The All-In hosts debate Demis Hassabis's proposal for an AI self-regulatory organization modeled after FINRA, analyze Stripe's $53B bid for PayPal alongside Block and Advent, examine New York's data center moratorium, cover Apple's trade secret lawsuit against OpenAI, and discuss a breakthrough enzyme that reverses skin aging by 40 years.

Key Questions Answered

  • AI Self-Regulation Framework: David Sacks outlines five conditions for a viable AI SRO: broad representation including startups and open source, review limited to true frontier models only, focus exclusively on catastrophic risks like cyber and CBRN threats, voluntary operation before becoming mandatory, and functioning as a substitute for new government agencies rather than an additive layer.

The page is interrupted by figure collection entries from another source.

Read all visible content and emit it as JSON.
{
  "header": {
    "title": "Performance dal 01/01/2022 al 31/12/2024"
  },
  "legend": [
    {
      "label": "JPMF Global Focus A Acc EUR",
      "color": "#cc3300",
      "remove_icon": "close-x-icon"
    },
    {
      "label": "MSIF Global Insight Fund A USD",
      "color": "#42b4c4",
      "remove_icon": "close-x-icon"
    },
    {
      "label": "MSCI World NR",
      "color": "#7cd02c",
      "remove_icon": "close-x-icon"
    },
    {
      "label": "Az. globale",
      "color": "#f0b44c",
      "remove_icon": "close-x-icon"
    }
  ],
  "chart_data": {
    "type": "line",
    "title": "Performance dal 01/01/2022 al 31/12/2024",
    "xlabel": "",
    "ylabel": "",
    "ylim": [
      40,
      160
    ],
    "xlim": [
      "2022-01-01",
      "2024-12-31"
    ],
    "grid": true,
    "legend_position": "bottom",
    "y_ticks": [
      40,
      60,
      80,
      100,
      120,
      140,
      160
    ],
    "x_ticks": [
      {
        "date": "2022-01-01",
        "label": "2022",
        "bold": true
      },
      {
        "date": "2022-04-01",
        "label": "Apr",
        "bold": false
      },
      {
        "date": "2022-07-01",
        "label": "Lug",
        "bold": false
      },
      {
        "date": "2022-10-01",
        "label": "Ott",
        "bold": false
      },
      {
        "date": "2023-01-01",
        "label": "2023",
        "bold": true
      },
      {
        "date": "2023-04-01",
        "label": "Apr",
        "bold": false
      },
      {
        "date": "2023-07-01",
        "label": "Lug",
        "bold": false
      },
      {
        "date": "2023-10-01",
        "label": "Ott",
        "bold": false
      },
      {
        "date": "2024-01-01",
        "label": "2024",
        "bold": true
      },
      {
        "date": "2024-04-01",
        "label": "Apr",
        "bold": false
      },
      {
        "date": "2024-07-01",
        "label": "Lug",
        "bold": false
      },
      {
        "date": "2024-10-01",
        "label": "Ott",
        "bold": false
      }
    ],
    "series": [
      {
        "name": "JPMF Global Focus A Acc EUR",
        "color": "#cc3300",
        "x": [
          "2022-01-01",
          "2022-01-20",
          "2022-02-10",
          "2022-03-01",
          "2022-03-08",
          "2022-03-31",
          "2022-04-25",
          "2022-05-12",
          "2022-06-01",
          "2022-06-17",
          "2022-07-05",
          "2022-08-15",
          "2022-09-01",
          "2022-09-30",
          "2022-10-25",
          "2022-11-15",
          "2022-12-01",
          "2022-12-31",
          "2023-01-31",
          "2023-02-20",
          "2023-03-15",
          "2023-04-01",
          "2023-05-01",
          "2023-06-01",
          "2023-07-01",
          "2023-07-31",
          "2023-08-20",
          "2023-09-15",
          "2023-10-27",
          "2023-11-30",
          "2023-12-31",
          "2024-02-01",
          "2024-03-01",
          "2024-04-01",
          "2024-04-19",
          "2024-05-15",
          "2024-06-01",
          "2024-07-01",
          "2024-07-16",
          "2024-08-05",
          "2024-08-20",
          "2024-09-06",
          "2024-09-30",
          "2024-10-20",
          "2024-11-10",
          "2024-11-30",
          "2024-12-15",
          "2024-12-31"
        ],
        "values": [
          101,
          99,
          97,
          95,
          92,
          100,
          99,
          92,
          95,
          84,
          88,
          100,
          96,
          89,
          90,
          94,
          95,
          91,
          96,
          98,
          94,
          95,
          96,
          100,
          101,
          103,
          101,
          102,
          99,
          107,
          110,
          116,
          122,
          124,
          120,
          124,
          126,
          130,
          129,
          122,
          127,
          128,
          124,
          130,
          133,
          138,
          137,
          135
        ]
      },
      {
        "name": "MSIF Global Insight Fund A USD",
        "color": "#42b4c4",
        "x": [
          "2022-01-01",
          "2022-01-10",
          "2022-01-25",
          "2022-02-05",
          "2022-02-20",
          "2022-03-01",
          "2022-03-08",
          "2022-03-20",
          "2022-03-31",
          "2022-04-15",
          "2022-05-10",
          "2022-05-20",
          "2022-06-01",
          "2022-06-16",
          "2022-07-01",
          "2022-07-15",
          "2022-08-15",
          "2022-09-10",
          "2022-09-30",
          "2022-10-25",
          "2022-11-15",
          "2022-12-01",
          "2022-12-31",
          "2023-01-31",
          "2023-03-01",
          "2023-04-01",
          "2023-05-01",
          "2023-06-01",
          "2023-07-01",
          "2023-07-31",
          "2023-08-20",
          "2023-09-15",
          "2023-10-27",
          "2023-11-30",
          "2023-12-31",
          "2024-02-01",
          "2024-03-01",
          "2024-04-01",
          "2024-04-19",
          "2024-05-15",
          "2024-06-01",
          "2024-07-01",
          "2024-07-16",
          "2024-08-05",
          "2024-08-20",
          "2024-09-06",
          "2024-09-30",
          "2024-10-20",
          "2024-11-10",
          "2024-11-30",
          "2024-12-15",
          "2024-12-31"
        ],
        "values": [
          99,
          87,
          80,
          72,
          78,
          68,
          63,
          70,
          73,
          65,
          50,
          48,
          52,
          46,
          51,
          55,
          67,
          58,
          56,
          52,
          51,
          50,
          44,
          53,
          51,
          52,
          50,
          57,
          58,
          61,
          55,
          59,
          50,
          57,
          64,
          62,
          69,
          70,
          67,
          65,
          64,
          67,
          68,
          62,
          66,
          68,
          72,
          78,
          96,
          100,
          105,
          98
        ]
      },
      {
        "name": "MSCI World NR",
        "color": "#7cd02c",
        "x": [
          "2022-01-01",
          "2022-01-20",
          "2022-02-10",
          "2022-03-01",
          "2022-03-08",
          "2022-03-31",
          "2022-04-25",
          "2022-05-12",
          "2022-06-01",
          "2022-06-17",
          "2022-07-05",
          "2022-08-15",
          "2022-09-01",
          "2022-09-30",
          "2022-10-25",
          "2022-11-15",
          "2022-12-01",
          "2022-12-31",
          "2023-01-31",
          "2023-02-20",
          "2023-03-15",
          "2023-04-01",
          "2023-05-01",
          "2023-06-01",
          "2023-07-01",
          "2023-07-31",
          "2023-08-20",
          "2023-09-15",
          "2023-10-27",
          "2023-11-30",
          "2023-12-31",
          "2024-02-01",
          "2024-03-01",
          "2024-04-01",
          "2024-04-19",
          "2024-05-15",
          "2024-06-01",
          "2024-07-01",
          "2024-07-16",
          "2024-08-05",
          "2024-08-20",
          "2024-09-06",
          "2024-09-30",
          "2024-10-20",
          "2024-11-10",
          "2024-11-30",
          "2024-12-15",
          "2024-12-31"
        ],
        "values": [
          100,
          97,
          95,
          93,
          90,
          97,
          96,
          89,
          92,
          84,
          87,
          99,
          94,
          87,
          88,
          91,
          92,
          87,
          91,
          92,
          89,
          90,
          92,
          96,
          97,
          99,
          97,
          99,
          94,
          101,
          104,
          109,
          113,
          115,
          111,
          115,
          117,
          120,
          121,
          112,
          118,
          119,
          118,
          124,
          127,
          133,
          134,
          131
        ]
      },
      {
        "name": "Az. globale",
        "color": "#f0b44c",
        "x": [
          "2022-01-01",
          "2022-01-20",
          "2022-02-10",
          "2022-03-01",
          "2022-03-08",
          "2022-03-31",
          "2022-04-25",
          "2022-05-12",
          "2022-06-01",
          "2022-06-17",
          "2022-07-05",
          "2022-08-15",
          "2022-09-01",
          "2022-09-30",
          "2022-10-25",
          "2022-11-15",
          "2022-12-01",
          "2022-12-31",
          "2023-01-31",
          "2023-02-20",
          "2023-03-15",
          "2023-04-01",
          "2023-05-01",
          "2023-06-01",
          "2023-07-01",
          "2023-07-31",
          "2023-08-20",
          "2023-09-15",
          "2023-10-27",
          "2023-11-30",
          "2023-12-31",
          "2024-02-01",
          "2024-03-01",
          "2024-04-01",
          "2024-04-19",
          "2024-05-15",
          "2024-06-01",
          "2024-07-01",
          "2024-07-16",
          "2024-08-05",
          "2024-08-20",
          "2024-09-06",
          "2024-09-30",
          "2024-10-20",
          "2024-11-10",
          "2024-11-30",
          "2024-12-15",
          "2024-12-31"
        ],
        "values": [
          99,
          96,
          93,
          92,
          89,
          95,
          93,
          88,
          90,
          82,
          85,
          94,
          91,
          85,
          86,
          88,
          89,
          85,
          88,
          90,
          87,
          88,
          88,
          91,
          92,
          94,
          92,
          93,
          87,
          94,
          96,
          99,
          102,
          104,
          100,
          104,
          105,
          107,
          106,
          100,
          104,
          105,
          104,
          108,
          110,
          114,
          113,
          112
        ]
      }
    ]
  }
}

Without these guardrails, the SRO becomes an opening bid for deeper regulatory capture.
  • Regulatory Capture Playbook: Anthropic pursues a state-by-state strategy of incrementally tightening AI regulations rather than aligning around a single national framework, per a Politico investigation. Each new state adoption introduces stricter rules than the previous one, creating a ratchet effect. Anthropic also funds NGOs opposing data center construction, despite compute scarcity being the primary constraint on its own revenue growth.
  • Payments Consolidation Thesis: Stripe, Block, and private equity firm Advent are jointly bidding roughly $53-60B for PayPal, which peaked at $322B and now trades near $40B. The strategic logic: combining Stripe's 2T annual merchant volume, PayPal's 439M consumer accounts, Block's point-of-sale infrastructure, Cash App, Venmo, Braintree, and stablecoin assets creates a viable end-to-end competitor to Visa and Mastercard on proprietary rails.

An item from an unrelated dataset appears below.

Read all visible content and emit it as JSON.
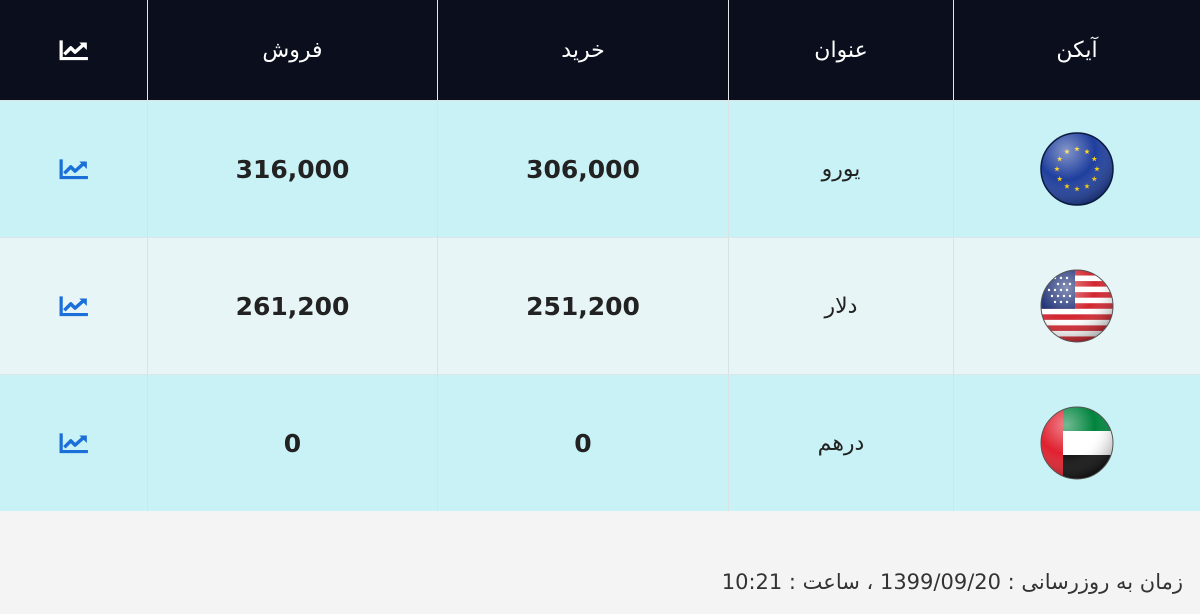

  • AI Token Cost Arbitrage: Input token pricing varies by 100x across providers: Claude charges approximately $56 per million tokens, GPT-4 around $26, Grok roughly $1.50, and leading Chinese models near $0.50. Ramp data shows enterprise token spend grew 21x in one year, not 21%. CFOs lack visibility into this spend, creating earnings risk. Switching to lower-cost models for non-frontier tasks captures most of the savings with minimal quality loss.

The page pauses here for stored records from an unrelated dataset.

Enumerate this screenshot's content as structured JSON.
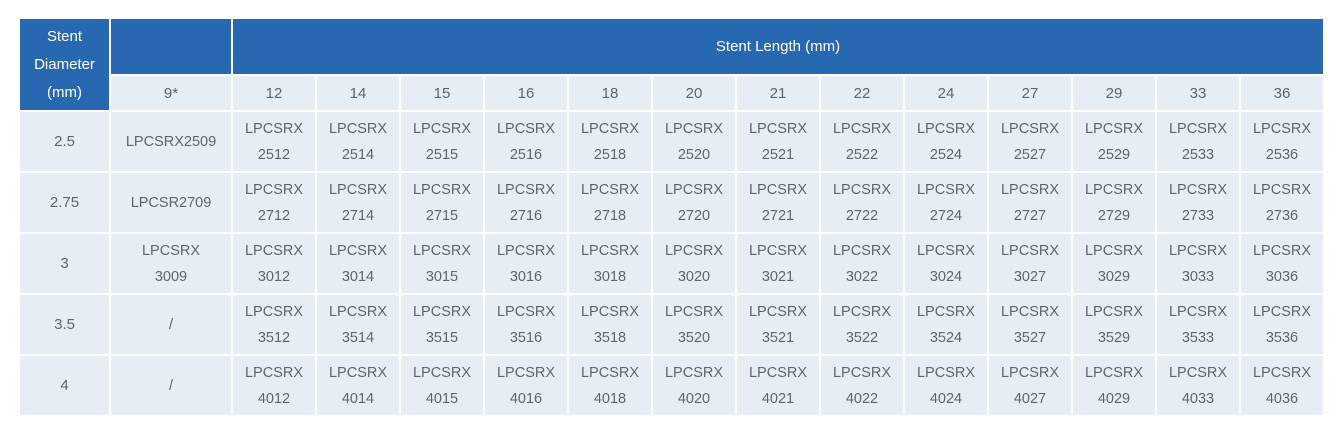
{
  "colors": {
    "header_blue": "#2768b0",
    "cell_background": "#e7edf5",
    "header_text": "#ffffff",
    "cell_text": "#5c6670",
    "gridline": "#ffffff"
  },
  "table": {
    "diameter_header": "Stent\nDiameter\n(mm)",
    "length_header": "Stent Length (mm)",
    "column_headers": [
      "9*",
      "12",
      "14",
      "15",
      "16",
      "18",
      "20",
      "21",
      "22",
      "24",
      "27",
      "29",
      "33",
      "36"
    ],
    "rows": [
      {
        "diameter": "2.5",
        "cells": [
          "LPCSRX2509",
          "LPCSRX\n2512",
          "LPCSRX\n2514",
          "LPCSRX\n2515",
          "LPCSRX\n2516",
          "LPCSRX\n2518",
          "LPCSRX\n2520",
          "LPCSRX\n2521",
          "LPCSRX\n2522",
          "LPCSRX\n2524",
          "LPCSRX\n2527",
          "LPCSRX\n2529",
          "LPCSRX\n2533",
          "LPCSRX\n2536"
        ]
      },
      {
        "diameter": "2.75",
        "cells": [
          "LPCSR2709",
          "LPCSRX\n2712",
          "LPCSRX\n2714",
          "LPCSRX\n2715",
          "LPCSRX\n2716",
          "LPCSRX\n2718",
          "LPCSRX\n2720",
          "LPCSRX\n2721",
          "LPCSRX\n2722",
          "LPCSRX\n2724",
          "LPCSRX\n2727",
          "LPCSRX\n2729",
          "LPCSRX\n2733",
          "LPCSRX\n2736"
        ]
      },
      {
        "diameter": "3",
        "cells": [
          "LPCSRX\n3009",
          "LPCSRX\n3012",
          "LPCSRX\n3014",
          "LPCSRX\n3015",
          "LPCSRX\n3016",
          "LPCSRX\n3018",
          "LPCSRX\n3020",
          "LPCSRX\n3021",
          "LPCSRX\n3022",
          "LPCSRX\n3024",
          "LPCSRX\n3027",
          "LPCSRX\n3029",
          "LPCSRX\n3033",
          "LPCSRX\n3036"
        ]
      },
      {
        "diameter": "3.5",
        "cells": [
          "/",
          "LPCSRX\n3512",
          "LPCSRX\n3514",
          "LPCSRX\n3515",
          "LPCSRX\n3516",
          "LPCSRX\n3518",
          "LPCSRX\n3520",
          "LPCSRX\n3521",
          "LPCSRX\n3522",
          "LPCSRX\n3524",
          "LPCSRX\n3527",
          "LPCSRX\n3529",
          "LPCSRX\n3533",
          "LPCSRX\n3536"
        ]
      },
      {
        "diameter": "4",
        "cells": [
          "/",
          "LPCSRX\n4012",
          "LPCSRX\n4014",
          "LPCSRX\n4015",
          "LPCSRX\n4016",
          "LPCSRX\n4018",
          "LPCSRX\n4020",
          "LPCSRX\n4021",
          "LPCSRX\n4022",
          "LPCSRX\n4024",
          "LPCSRX\n4027",
          "LPCSRX\n4029",
          "LPCSRX\n4033",
          "LPCSRX\n4036"
        ]
      }
    ]
  }
}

  • Data Center Energy Crisis: The US faces an energy deficit equivalent to 2.5 times California's total consumption by 2050. PJM, the utility serving 13 states, needed 7-8 gigawatts in a recent capacity auction and received roughly 156 megawatts. Approximately 40% of planned data center projects are being cancelled or paused. New York's statewide hyperscale moratorium effectively creates a 5-year delay when accounting for permitting and construction ramp-up timelines.
  • Extracellular Matrix Age Reversal: Calico and Revel Pharma used AlphaFold combined with five rounds of directed protein evolution to engineer a novel enzyme that degrades CML, the primary advanced glycation end product accumulating between cells with age. Applied to donated skin from patients over 70, the enzyme eliminated 55% of CML, reverting tissue markers to those of a 31-year-old. Cosmetic topical application is the likely first commercial pathway.

Notable Moment

Sacks reveals he personally advised Demis Hassabis on the SRO proposal, outlining five specific conditions for it to avoid becoming a regulatory capture vehicle. He warns that without explicit preemption language written into law, the SRO will simply serve as Anthropic's opening bid toward an FAA-style permission-based regime requiring years-long model approval timelines.